On Tue, 2020-09-29 at 16:06 +0300, Mike Rapoport wrote:
> On Tue, Sep 29, 2020 at 04:58:44AM +0000, Edgecombe, Rick P wrote:
> > On Thu, 2020-09-24 at 16:29 +0300, Mike Rapoport wrote:
> > > Introduce "memfd_secret" system call with the ability to create
> > > memory
> > > areas visible only in the context of the owning process and not
> > > mapped not
> > > only to other processes but in the kernel page tables as well.
> > > 
> > > The user will create a file descriptor using the memfd_secret()
> > > system call
> > > where flags supplied as a parameter to this system call will
> > > define
> > > the
> > > desired protection mode for the memory associated with that file
> > > descriptor.
> > > 
> > >   Currently there are two protection modes:
> > > 
> > > * exclusive - the memory area is unmapped from the kernel direct
> > > map
> > > and it
> > >                is present only in the page tables of the owning
> > > mm.
> > 
> > Seems like there were some concerns raised around direct map
> > efficiency, but in case you are going to rework this...how does
> > this
> > memory work for the existing kernel functionality that does things
> > like
> > this?
> > 
> > get_user_pages(, &page);
> > ptr = kmap(page);
> > foo = *ptr;
> > 
> > Not sure if I'm missing something, but I think apps could cause the
> > kernel to access a not-present page and oops.
> 
> The idea is that this memory should not be accessible by the kernel,
> so
> the sequence you describe should indeed fail.
> 
> Probably oops would be to noisy and in this case the report needs to
> be
> less verbose.

I was more concerned that it could cause kernel instabilities.
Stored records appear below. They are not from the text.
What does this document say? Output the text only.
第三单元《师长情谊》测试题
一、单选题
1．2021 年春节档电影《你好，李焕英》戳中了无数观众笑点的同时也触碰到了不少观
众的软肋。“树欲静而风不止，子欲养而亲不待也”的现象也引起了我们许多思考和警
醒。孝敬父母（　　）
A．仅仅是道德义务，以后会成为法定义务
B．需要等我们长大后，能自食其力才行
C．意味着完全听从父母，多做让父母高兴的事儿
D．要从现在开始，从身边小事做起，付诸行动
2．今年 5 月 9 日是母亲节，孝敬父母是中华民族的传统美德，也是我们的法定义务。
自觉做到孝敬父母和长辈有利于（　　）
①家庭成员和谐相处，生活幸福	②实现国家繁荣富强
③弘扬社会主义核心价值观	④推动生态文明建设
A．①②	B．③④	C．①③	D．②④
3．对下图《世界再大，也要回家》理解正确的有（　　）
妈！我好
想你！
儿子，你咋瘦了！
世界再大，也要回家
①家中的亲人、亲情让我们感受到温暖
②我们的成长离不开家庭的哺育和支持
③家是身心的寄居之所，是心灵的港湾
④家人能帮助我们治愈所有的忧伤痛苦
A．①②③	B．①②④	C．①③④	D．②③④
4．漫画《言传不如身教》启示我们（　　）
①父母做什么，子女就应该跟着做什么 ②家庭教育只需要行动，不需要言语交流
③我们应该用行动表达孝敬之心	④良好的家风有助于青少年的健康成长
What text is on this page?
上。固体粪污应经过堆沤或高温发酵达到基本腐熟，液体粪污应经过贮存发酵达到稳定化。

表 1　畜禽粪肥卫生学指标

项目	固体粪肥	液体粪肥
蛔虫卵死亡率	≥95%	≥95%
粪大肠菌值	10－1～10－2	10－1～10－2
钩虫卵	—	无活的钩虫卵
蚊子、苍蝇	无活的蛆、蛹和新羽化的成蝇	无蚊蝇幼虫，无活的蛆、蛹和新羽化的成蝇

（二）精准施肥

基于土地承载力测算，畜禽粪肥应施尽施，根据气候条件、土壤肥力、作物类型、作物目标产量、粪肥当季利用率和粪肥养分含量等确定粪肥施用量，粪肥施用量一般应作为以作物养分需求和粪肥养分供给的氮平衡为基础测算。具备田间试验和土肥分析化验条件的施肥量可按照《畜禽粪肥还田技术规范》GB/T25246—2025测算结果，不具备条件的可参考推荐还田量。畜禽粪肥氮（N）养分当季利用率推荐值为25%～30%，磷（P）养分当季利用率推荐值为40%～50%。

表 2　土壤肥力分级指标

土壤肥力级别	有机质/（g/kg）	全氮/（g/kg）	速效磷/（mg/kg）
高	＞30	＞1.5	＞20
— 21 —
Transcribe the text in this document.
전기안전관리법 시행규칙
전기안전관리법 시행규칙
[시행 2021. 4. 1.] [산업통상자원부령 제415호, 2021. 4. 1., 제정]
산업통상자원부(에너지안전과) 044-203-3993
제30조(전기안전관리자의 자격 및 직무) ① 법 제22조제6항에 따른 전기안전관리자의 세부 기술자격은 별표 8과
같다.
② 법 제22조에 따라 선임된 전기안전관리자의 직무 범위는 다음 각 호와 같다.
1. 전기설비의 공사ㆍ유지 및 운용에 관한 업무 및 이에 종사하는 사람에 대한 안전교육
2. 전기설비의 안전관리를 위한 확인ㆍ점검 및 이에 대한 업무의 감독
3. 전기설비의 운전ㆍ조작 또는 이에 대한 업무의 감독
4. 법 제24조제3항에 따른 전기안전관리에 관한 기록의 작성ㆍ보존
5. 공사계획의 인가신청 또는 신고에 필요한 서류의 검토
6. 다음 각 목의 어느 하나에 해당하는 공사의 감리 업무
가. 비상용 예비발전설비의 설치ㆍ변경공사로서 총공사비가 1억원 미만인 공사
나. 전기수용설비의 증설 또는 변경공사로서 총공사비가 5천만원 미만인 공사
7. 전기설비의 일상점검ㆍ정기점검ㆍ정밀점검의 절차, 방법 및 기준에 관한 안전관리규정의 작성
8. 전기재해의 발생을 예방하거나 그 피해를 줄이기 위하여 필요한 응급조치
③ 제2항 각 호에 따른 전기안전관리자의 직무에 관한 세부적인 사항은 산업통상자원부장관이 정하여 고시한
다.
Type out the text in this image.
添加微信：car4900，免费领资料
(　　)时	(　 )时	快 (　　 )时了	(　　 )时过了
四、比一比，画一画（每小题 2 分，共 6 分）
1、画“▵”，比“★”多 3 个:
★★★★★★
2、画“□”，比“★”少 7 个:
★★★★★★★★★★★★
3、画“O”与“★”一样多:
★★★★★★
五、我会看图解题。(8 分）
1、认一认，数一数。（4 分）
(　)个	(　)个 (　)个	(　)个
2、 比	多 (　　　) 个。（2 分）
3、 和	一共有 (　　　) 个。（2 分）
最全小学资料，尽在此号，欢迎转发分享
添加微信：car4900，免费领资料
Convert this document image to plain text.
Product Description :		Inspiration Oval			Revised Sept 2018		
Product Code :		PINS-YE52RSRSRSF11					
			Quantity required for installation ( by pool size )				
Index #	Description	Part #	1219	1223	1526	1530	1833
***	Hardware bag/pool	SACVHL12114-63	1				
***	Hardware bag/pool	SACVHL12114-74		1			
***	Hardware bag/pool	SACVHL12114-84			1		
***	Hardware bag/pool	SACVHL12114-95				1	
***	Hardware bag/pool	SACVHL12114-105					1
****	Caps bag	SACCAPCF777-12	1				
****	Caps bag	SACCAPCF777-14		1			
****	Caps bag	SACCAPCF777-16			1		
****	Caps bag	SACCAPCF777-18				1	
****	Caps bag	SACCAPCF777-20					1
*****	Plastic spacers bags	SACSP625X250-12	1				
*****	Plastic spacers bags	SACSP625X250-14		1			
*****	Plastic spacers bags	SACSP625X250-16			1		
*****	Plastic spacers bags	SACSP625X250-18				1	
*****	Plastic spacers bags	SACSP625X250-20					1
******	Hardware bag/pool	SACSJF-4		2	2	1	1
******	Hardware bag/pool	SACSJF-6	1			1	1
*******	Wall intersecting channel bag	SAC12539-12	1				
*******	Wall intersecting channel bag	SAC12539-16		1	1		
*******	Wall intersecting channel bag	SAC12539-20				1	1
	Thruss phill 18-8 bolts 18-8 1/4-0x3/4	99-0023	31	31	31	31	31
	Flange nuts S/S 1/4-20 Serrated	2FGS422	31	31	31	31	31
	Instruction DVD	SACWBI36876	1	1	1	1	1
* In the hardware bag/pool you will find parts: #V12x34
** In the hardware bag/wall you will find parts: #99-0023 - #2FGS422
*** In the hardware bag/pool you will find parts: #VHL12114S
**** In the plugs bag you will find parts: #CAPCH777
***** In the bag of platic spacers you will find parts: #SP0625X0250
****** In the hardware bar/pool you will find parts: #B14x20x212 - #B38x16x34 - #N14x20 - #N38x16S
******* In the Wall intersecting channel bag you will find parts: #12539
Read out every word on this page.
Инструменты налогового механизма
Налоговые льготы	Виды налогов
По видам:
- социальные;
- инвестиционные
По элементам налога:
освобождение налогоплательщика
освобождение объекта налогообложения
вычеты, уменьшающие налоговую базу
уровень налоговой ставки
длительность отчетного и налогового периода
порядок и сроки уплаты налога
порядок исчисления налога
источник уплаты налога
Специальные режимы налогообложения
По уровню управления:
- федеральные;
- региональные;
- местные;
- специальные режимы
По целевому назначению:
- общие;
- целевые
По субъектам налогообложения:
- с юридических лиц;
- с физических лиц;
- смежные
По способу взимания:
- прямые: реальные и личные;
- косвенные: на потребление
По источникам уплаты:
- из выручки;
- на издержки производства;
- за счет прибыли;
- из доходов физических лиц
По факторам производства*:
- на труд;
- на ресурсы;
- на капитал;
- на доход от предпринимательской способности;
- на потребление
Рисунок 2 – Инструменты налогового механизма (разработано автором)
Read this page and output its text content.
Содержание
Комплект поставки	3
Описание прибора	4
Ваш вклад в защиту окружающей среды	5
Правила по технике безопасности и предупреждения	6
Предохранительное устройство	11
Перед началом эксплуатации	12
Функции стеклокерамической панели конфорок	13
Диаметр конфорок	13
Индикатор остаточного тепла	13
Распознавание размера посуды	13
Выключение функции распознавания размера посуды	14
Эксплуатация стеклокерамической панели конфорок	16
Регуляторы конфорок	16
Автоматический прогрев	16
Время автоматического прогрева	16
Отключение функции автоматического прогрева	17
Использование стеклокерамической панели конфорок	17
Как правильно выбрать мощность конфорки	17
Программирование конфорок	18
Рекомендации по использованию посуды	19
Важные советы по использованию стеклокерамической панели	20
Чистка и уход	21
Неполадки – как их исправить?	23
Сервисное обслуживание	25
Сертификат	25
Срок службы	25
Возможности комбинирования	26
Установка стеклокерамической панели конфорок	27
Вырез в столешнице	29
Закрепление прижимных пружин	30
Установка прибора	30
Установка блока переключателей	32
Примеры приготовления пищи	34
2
I see, so it should not be accessed even at the userspace address? I
wonder if it should be prevented somehow then. At least
get_user_pages() should be prevented I think. Blocking copy_*_user()
access might not be simple.

I'm also not so sure that a user would never have any possible reason
to copy data from this memory into the kernel, even if it's just
convenience. In which case a user setup could break if a specific
kernel implementation switched to get_user_pages()/kmap() from using
copy_*_user(). So seems maybe a bit thorny without fully blocking
access from the kernel, or deprecating that pattern.

You should probably call out these "no passing data to/from the kernel"
expectations, unless I missed them somewhere.